Angélique boxe

25 03 2008

angelique.jpgQuelle héroïne étonnante, cette Angélique ! D’abord la couverture du roman : une jeune fille sur un ring contraste avec la typo rose du titre, mais rien à voir avec une romance de la littérature jeunesse ! Et puis les premières lignes vous assènent un direct en plein coeur : « Angélique boxe, boxe, le sac accuse les coups, se balance. La vie ne vaut pas plus… Ce sac fendillé qui s’écarte si peu de son axe, Angélique voudrait l’éclater, l’éventrer, le vider de tout son sable qui amortit et qui étouffe… »

Cette petite fille-là, engluée dans sa banlieue du Nord de la France, a la rage de vivre. Inscrite au club de boxe, après un coma provoqué par une bagarre, elle se défoule désormais sur le sac qui se balance plutôt que sur la cour de récré.

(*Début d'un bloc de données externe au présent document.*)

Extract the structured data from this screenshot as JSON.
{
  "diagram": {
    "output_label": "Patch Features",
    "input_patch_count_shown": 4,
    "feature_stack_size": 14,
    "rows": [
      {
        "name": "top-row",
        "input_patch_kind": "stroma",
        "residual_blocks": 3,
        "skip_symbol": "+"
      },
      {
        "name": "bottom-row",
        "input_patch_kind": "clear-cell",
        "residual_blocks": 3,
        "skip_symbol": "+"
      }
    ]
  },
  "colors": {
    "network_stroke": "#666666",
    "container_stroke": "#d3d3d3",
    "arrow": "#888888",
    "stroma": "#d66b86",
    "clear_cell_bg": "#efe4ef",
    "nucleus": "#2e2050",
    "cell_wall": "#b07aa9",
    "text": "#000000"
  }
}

La violence dehors (coups, chantage, menaces…), c’est aussi sa violence dedans contre la vie trop rangée de ses parents smicards, puis contre la maladie de sa mère, inéluctable, et le chagrin de son père, incommensurable.
C’est un portrait sans concession que Richard Couaillet nous présente sous la forme alternée d’un journal et d’une narration. Angélique sera plus forte que tous les coups bas qui pleuvent sur sa vie. Inclassable et incassable, elle force notre admiration jusqu’au dénouement : un destin qui ne doit rien à la fatalité !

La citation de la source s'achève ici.